Dass es hier viele Stolperschwellen zu überwinden gibt, ist Aydin nur allzu gut bekannt. Die Hürden reichen von Sprachproblemen über die Erreichbarkeit bis hin zu so seltenen Kontakten, dass eine Vertrautheit mit der Organisation und den dort zuständigen Personen nie erreicht werden kann.
"In der Türkei gibt es kein so genaues Einwohnermeldeamt wie in Deutschland", sagte Aydin. "Viele, die an einen anderen Ort ziehen, melden sich nicht um und sind dann nicht mehr zu finden." Seit Jahren engagiert sich Aydin daher für das Minoritätenprojekt, das gezielt in Deutschland lebenden Menschen türkischer Abstammung helfen will. Derzeit leben in Deutschland etwa 3 Millionen Menschen mit einem Migrationshintergrund in der Türkei, das sind etwa 3,7 Prozent der Gesamtbevölkerung.
Im Internet kann man alle wichtigen Seiten der DKMS auch in türkischer Sprache lesen. "Wir haben zahlreiche türkische Mitarbeiter", erzählt Aydin. "Das ist von hoher Bedeutung. So ist es viel einfacher, den türkischsprechenden Menschen klarzumachen, wie wichtig ihre Knochenmarkspende ist."
Auch in zahlreichen Kliniken liegen Informationsbroschüren in türkischer Sprache aus. Es wurden und werden zahlreiche bundesweite Aktionen veranstaltet. Zumeist helfen Ärzte, Sanitäter, Schwestern oder Pfleger sowie Mitarbeiter aus dem Bekanntenkreis eines Betroffenen ehrenamtlich mit.
"In großen Räumen, beispielsweise in Turnhallen oder Bürgerhäusern, nehmen wir einen ganzen Tag lang möglichen Spendern Blut ab", so Aydin.
Um Menschen türkischer Herkunft besser zu erreichen, arbeitet das DKMS auch mit dem Ditib (Dachverband türkisch-islamische Union der Anstalt für Religion) zusammen.
"Wir gehen in die Moscheen", sagt Aydin hierzu. Dort gibt es Informationsabende mit Typisierungsaktionen im Anschluss. Es wird Türkisch gesprochen. Dies hilft mit, um Hemmschwellen zu überwinden.

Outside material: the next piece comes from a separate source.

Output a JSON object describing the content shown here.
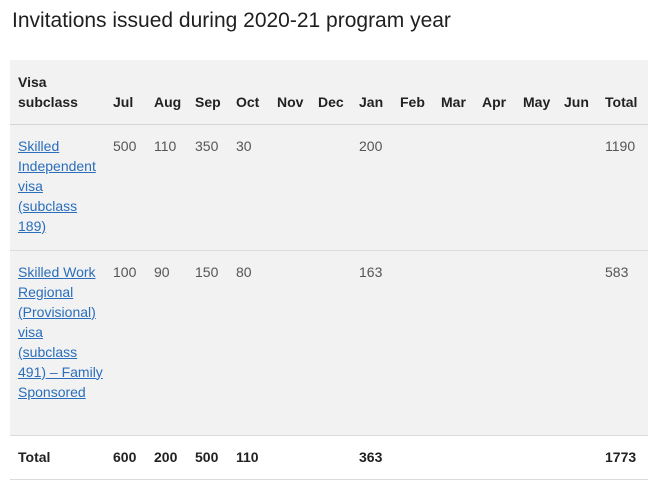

"Viele Menschen haben Angst, und unsere Gespräche mit ihnen nehmen ihnen ihre Furcht", erläutert Yasemin Aydin. Sie ist stolz auf den Erfolg: "Inzwischen haben wir einen Pool von über 61.500 Spendern. Das ist mehr als in der Türkei."
Auch die Aktionen der DKMS für Kayra waren erfolgreich. Es gelang, einen geeigneten Spender zu finden. Die Knochenmarkübertragung konnte durchgeführt werden. Alle sind guter Hoffnung, dass Kayra wieder gesund wird. "Ihm geht es von Tag zu Tag besser", sagte der Vater zuversichtlich.
Das Minoritätenprojekt könnte Vorbild für andere Initiativen in Deutschland sein. Schließlich leben im Zeitalter der Globalisierung in Deutschland zahlreiche Menschen gemischter Herkunft, für die es im Ernstfall äußerst schwierig ist, einen geeigneten Knochenmarkspender zu finden.
Das Ganze erinnert an die bekannte Suche nach der Nadel im Heuhaufen. Wie eine amerikanische Studie ergab, lag beispielsweise die Wahrscheinlichkeit, dass ein Afroamerikaner in einer Datenbank aus 500.000 Menschen einen geeigneten Spender kaukasischer Herkunft fand, lediglich bei 18 Prozent.